Large Language Model Text Generation Inference

http://hf.co/docs/text-generation-inference

Apache License 2.0

8.34k stars 943 forks source link

Tree-attention for medusa #2073

Open hustxiayang opened 2 weeks ago

hustxiayang commented 2 weeks ago

Feature request

Hi, in Medusa's paper, they adopt tree-attention and use typical sampling to increase the speedups, but in current code bases, I think it only use argmax() and no tree-attention. Would you add this feature.

Motivation

I benchmarked some pre-trained medusa models, using tgi, the performance is not ideal.

Your contribution

I'm glad to contribute on this feature you think it's good

LysandreJik commented 2 weeks ago

Hey @hustxiayang, IIRC, applying the tree-attention results in significantly more compute than using argmax, so the throughput cost is too high to justify the value.

Don't quote me on this but IIRC without the tree the speedup is 2x, while with the tree there is a maximum of ~3x speedup but throughput significantly decreases (divided by 10-20x).

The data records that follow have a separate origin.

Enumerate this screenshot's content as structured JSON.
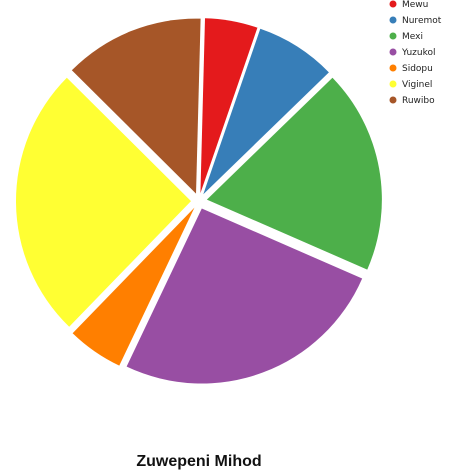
{
  "chart_data": {
    "type": "pie",
    "title": "Zuwepeni Mihod",
    "legend_position": "top-right",
    "categories": [
      "Mewu",
      "Nuremot",
      "Mexi",
      "Yuzukol",
      "Sidopu",
      "Viginel",
      "Ruwibo"
    ],
    "values": [
      4.5,
      6.9,
      17.4,
      23.6,
      4.8,
      23.3,
      12.0
    ],
    "colors": [
      "#e41a1c",
      "#377eb8",
      "#4daf4a",
      "#984ea3",
      "#ff7f00",
      "#ffff33",
      "#a65628"
    ]
  }
}
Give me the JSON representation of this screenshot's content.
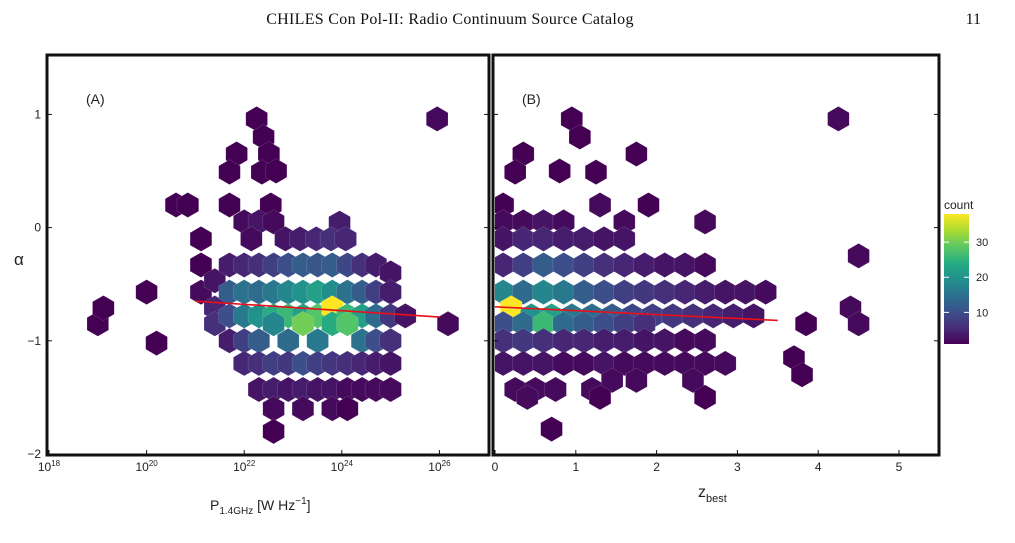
{
  "header": {
    "running_title": "CHILES Con Pol-II: Radio Continuum Source Catalog",
    "page_number": "11"
  },
  "chart_data": [
    {
      "type": "heatmap",
      "panel_label": "(A)",
      "ylabel": "α",
      "xlabel": "P1.4GHz [W Hz⁻¹]",
      "xlabel_main": "P",
      "xlabel_sub": "1.4GHz",
      "xlabel_unit": " [W Hz",
      "xlabel_sup": "−1",
      "xlabel_close": "]",
      "x_scale": "log",
      "xlim": [
        1e+18,
        1e+27
      ],
      "ylim": [
        -2,
        1.5
      ],
      "x_ticks": [
        1e+18,
        1e+20,
        1e+22,
        1e+24,
        1e+26
      ],
      "x_tick_labels": [
        [
          "10",
          "18"
        ],
        [
          "10",
          "20"
        ],
        [
          "10",
          "22"
        ],
        [
          "10",
          "24"
        ],
        [
          "10",
          "26"
        ]
      ],
      "y_ticks": [
        -2,
        -1,
        0,
        1
      ],
      "y_tick_labels": [
        "−2",
        "−1",
        "0",
        "1"
      ],
      "grid": false,
      "fit_line": {
        "color": "#e8101a",
        "points": [
          [
            1e+21,
            -0.65
          ],
          [
            1e+26,
            -0.79
          ]
        ]
      },
      "bins": [
        [
          1e+19,
          -0.85,
          1
        ],
        [
          1e+20,
          -0.57,
          1
        ],
        [
          1.6e+20,
          -1.02,
          1
        ],
        [
          1.3e+19,
          -0.71,
          1
        ],
        [
          4e+20,
          0.2,
          1
        ],
        [
          7e+20,
          0.2,
          1
        ],
        [
          1.3e+21,
          -0.1,
          1
        ],
        [
          1.3e+21,
          -0.33,
          1
        ],
        [
          1.3e+21,
          -0.57,
          2
        ],
        [
          1.8e+22,
          0.96,
          1
        ],
        [
          2.5e+22,
          0.8,
          1
        ],
        [
          3.2e+22,
          0.65,
          1
        ],
        [
          2.3e+22,
          0.49,
          1
        ],
        [
          7e+21,
          0.65,
          1
        ],
        [
          5e+21,
          0.49,
          1
        ],
        [
          3.5e+22,
          0.2,
          1
        ],
        [
          4.5e+22,
          0.5,
          1
        ],
        [
          5e+21,
          0.2,
          1
        ],
        [
          1e+22,
          0.05,
          2
        ],
        [
          2e+22,
          0.05,
          3
        ],
        [
          4e+22,
          0.05,
          2
        ],
        [
          9e+23,
          0.04,
          4
        ],
        [
          1.4e+22,
          -0.1,
          2
        ],
        [
          7e+22,
          -0.1,
          3
        ],
        [
          1.4e+23,
          -0.1,
          4
        ],
        [
          3e+23,
          -0.1,
          5
        ],
        [
          6e+23,
          -0.1,
          6
        ],
        [
          1.2e+24,
          -0.1,
          5
        ],
        [
          2.5e+21,
          -0.47,
          3
        ],
        [
          5e+21,
          -0.33,
          4
        ],
        [
          1e+22,
          -0.33,
          5
        ],
        [
          2e+22,
          -0.33,
          6
        ],
        [
          4e+22,
          -0.33,
          8
        ],
        [
          8e+22,
          -0.33,
          10
        ],
        [
          1.6e+23,
          -0.33,
          12
        ],
        [
          3.2e+23,
          -0.33,
          11
        ],
        [
          6.4e+23,
          -0.33,
          12
        ],
        [
          1.3e+24,
          -0.33,
          9
        ],
        [
          2.6e+24,
          -0.33,
          6
        ],
        [
          5e+24,
          -0.33,
          4
        ],
        [
          1e+25,
          -0.4,
          3
        ],
        [
          2.5e+21,
          -0.71,
          5
        ],
        [
          5e+21,
          -0.57,
          12
        ],
        [
          1e+22,
          -0.57,
          15
        ],
        [
          2e+22,
          -0.57,
          14
        ],
        [
          4e+22,
          -0.57,
          16
        ],
        [
          8e+22,
          -0.57,
          18
        ],
        [
          1.6e+23,
          -0.57,
          20
        ],
        [
          3.2e+23,
          -0.57,
          22
        ],
        [
          6.4e+23,
          -0.57,
          19
        ],
        [
          1.3e+24,
          -0.57,
          15
        ],
        [
          2.6e+24,
          -0.57,
          12
        ],
        [
          5e+24,
          -0.57,
          8
        ],
        [
          1e+25,
          -0.57,
          4
        ],
        [
          2.5e+21,
          -0.85,
          6
        ],
        [
          5e+21,
          -0.78,
          10
        ],
        [
          1e+22,
          -0.78,
          16
        ],
        [
          2e+22,
          -0.78,
          20
        ],
        [
          4e+22,
          -0.78,
          24
        ],
        [
          8e+22,
          -0.78,
          26
        ],
        [
          1.6e+23,
          -0.78,
          22
        ],
        [
          3.2e+23,
          -0.78,
          28
        ],
        [
          6.4e+23,
          -0.71,
          38
        ],
        [
          1.3e+24,
          -0.78,
          26
        ],
        [
          2.6e+24,
          -0.78,
          22
        ],
        [
          5e+24,
          -0.78,
          14
        ],
        [
          1e+25,
          -0.78,
          7
        ],
        [
          2e+25,
          -0.78,
          3
        ],
        [
          5e+21,
          -1.0,
          4
        ],
        [
          1e+22,
          -1.0,
          8
        ],
        [
          2e+22,
          -1.0,
          12
        ],
        [
          4e+22,
          -0.85,
          18
        ],
        [
          8e+22,
          -1.0,
          14
        ],
        [
          1.6e+23,
          -0.85,
          30
        ],
        [
          3.2e+23,
          -1.0,
          16
        ],
        [
          6.4e+23,
          -0.85,
          24
        ],
        [
          1.3e+24,
          -0.85,
          28
        ],
        [
          2.6e+24,
          -1.0,
          15
        ],
        [
          5e+24,
          -1.0,
          10
        ],
        [
          1e+25,
          -1.0,
          6
        ],
        [
          1e+22,
          -1.2,
          5
        ],
        [
          2e+22,
          -1.2,
          6
        ],
        [
          4e+22,
          -1.2,
          8
        ],
        [
          8e+22,
          -1.2,
          7
        ],
        [
          1.6e+23,
          -1.2,
          10
        ],
        [
          3.2e+23,
          -1.2,
          8
        ],
        [
          6.4e+23,
          -1.2,
          7
        ],
        [
          1.3e+24,
          -1.2,
          6
        ],
        [
          2.6e+24,
          -1.2,
          5
        ],
        [
          5e+24,
          -1.2,
          4
        ],
        [
          1e+25,
          -1.2,
          3
        ],
        [
          2e+22,
          -1.43,
          3
        ],
        [
          4e+22,
          -1.43,
          4
        ],
        [
          8e+22,
          -1.43,
          3
        ],
        [
          1.6e+23,
          -1.43,
          4
        ],
        [
          3.2e+23,
          -1.43,
          3
        ],
        [
          6.4e+23,
          -1.43,
          3
        ],
        [
          1.3e+24,
          -1.43,
          2
        ],
        [
          2.6e+24,
          -1.43,
          2
        ],
        [
          5e+24,
          -1.43,
          2
        ],
        [
          1e+25,
          -1.43,
          2
        ],
        [
          4e+22,
          -1.6,
          2
        ],
        [
          1.6e+23,
          -1.6,
          2
        ],
        [
          6.4e+23,
          -1.6,
          2
        ],
        [
          1.3e+24,
          -1.6,
          1
        ],
        [
          4e+22,
          -1.8,
          1
        ],
        [
          1.5e+26,
          -0.85,
          2
        ],
        [
          9e+25,
          0.96,
          2
        ]
      ]
    },
    {
      "type": "heatmap",
      "panel_label": "(B)",
      "xlabel": "zbest",
      "xlabel_main": "z",
      "xlabel_sub": "best",
      "x_scale": "linear",
      "xlim": [
        0,
        5.5
      ],
      "ylim": [
        -2,
        1.5
      ],
      "x_ticks": [
        0,
        1,
        2,
        3,
        4,
        5
      ],
      "x_tick_labels": [
        "0",
        "1",
        "2",
        "3",
        "4",
        "5"
      ],
      "y_ticks": [
        -2,
        -1,
        0,
        1
      ],
      "grid": false,
      "fit_line": {
        "color": "#e8101a",
        "points": [
          [
            0,
            -0.7
          ],
          [
            3.5,
            -0.82
          ]
        ]
      },
      "bins": [
        [
          0.95,
          0.96,
          1
        ],
        [
          1.05,
          0.8,
          1
        ],
        [
          0.35,
          0.65,
          1
        ],
        [
          1.75,
          0.65,
          1
        ],
        [
          0.25,
          0.49,
          1
        ],
        [
          0.8,
          0.5,
          1
        ],
        [
          1.25,
          0.49,
          1
        ],
        [
          1.3,
          0.2,
          2
        ],
        [
          1.9,
          0.2,
          1
        ],
        [
          2.6,
          0.05,
          2
        ],
        [
          4.25,
          0.96,
          2
        ],
        [
          0.1,
          0.2,
          1
        ],
        [
          0.1,
          0.05,
          2
        ],
        [
          0.35,
          0.05,
          2
        ],
        [
          0.6,
          0.05,
          3
        ],
        [
          0.85,
          0.05,
          2
        ],
        [
          1.6,
          0.05,
          2
        ],
        [
          0.1,
          -0.1,
          3
        ],
        [
          0.35,
          -0.1,
          5
        ],
        [
          0.6,
          -0.1,
          5
        ],
        [
          0.85,
          -0.1,
          4
        ],
        [
          1.1,
          -0.1,
          4
        ],
        [
          1.35,
          -0.1,
          3
        ],
        [
          1.6,
          -0.1,
          3
        ],
        [
          0.1,
          -0.33,
          5
        ],
        [
          0.35,
          -0.33,
          8
        ],
        [
          0.6,
          -0.33,
          12
        ],
        [
          0.85,
          -0.33,
          10
        ],
        [
          1.1,
          -0.33,
          8
        ],
        [
          1.35,
          -0.33,
          6
        ],
        [
          1.6,
          -0.33,
          5
        ],
        [
          1.85,
          -0.33,
          4
        ],
        [
          2.1,
          -0.33,
          3
        ],
        [
          2.35,
          -0.33,
          3
        ],
        [
          2.6,
          -0.33,
          2
        ],
        [
          4.5,
          -0.25,
          2
        ],
        [
          0.1,
          -0.57,
          18
        ],
        [
          0.35,
          -0.57,
          14
        ],
        [
          0.6,
          -0.57,
          18
        ],
        [
          0.85,
          -0.57,
          16
        ],
        [
          1.1,
          -0.57,
          12
        ],
        [
          1.35,
          -0.57,
          10
        ],
        [
          1.6,
          -0.57,
          8
        ],
        [
          1.85,
          -0.57,
          7
        ],
        [
          2.1,
          -0.57,
          6
        ],
        [
          2.35,
          -0.57,
          5
        ],
        [
          2.6,
          -0.57,
          4
        ],
        [
          2.85,
          -0.57,
          3
        ],
        [
          3.1,
          -0.57,
          3
        ],
        [
          3.35,
          -0.57,
          2
        ],
        [
          0.2,
          -0.71,
          38
        ],
        [
          0.45,
          -0.78,
          20
        ],
        [
          0.7,
          -0.78,
          22
        ],
        [
          0.95,
          -0.78,
          16
        ],
        [
          1.2,
          -0.78,
          14
        ],
        [
          1.45,
          -0.78,
          12
        ],
        [
          1.7,
          -0.78,
          9
        ],
        [
          1.95,
          -0.78,
          8
        ],
        [
          2.2,
          -0.78,
          7
        ],
        [
          2.45,
          -0.78,
          6
        ],
        [
          2.7,
          -0.78,
          5
        ],
        [
          2.95,
          -0.78,
          4
        ],
        [
          3.2,
          -0.78,
          3
        ],
        [
          0.1,
          -0.85,
          10
        ],
        [
          0.35,
          -0.85,
          14
        ],
        [
          0.6,
          -0.85,
          26
        ],
        [
          0.85,
          -0.85,
          14
        ],
        [
          1.1,
          -0.85,
          12
        ],
        [
          1.35,
          -0.85,
          10
        ],
        [
          1.6,
          -0.85,
          8
        ],
        [
          1.85,
          -0.85,
          6
        ],
        [
          4.4,
          -0.71,
          2
        ],
        [
          4.5,
          -0.85,
          2
        ],
        [
          3.85,
          -0.85,
          1
        ],
        [
          0.1,
          -1.0,
          6
        ],
        [
          0.35,
          -1.0,
          7
        ],
        [
          0.6,
          -1.0,
          6
        ],
        [
          0.85,
          -1.0,
          5
        ],
        [
          1.1,
          -1.0,
          5
        ],
        [
          1.35,
          -1.0,
          4
        ],
        [
          1.6,
          -1.0,
          4
        ],
        [
          1.85,
          -1.0,
          3
        ],
        [
          2.1,
          -1.0,
          3
        ],
        [
          2.35,
          -1.0,
          2
        ],
        [
          2.6,
          -1.0,
          2
        ],
        [
          0.1,
          -1.2,
          3
        ],
        [
          0.35,
          -1.2,
          3
        ],
        [
          0.6,
          -1.2,
          3
        ],
        [
          0.85,
          -1.2,
          2
        ],
        [
          1.1,
          -1.2,
          2
        ],
        [
          1.35,
          -1.2,
          3
        ],
        [
          1.6,
          -1.2,
          2
        ],
        [
          1.85,
          -1.2,
          2
        ],
        [
          2.1,
          -1.2,
          2
        ],
        [
          2.35,
          -1.2,
          2
        ],
        [
          2.6,
          -1.2,
          2
        ],
        [
          2.85,
          -1.2,
          2
        ],
        [
          3.7,
          -1.15,
          1
        ],
        [
          0.25,
          -1.43,
          2
        ],
        [
          0.5,
          -1.43,
          2
        ],
        [
          0.75,
          -1.43,
          2
        ],
        [
          1.2,
          -1.43,
          2
        ],
        [
          1.45,
          -1.35,
          2
        ],
        [
          1.75,
          -1.35,
          2
        ],
        [
          2.45,
          -1.35,
          2
        ],
        [
          3.8,
          -1.3,
          1
        ],
        [
          0.4,
          -1.5,
          2
        ],
        [
          1.3,
          -1.5,
          1
        ],
        [
          2.6,
          -1.5,
          1
        ],
        [
          0.7,
          -1.78,
          1
        ]
      ]
    }
  ],
  "colorbar": {
    "title": "count",
    "ticks": [
      10,
      20,
      30
    ],
    "tick_labels": [
      "10",
      "20",
      "30"
    ],
    "range": [
      1,
      38
    ],
    "colormap": "viridis",
    "stops": [
      "#440154",
      "#472c7a",
      "#3b518b",
      "#2c718e",
      "#21908d",
      "#27ad81",
      "#5cc863",
      "#aadc32",
      "#fde725"
    ]
  }
}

To confirm with @Narsil eventually, hope it sheds some light on the question in the meantime.

hustxiayang commented 2 weeks ago

Hi, I suppose you observe speedups from one of:

text-generation-inference/gemma-7b-it-medusa text-generation-inference/Mixtral-8x7B-Instruct-v0.1-medusa text-generation-inference/Mistral-7B-Instruct-v0.2-medusa

If that is the case, which dataset(s) did you use?

Another question: do you plan to support typical sampling mentioned in their paper?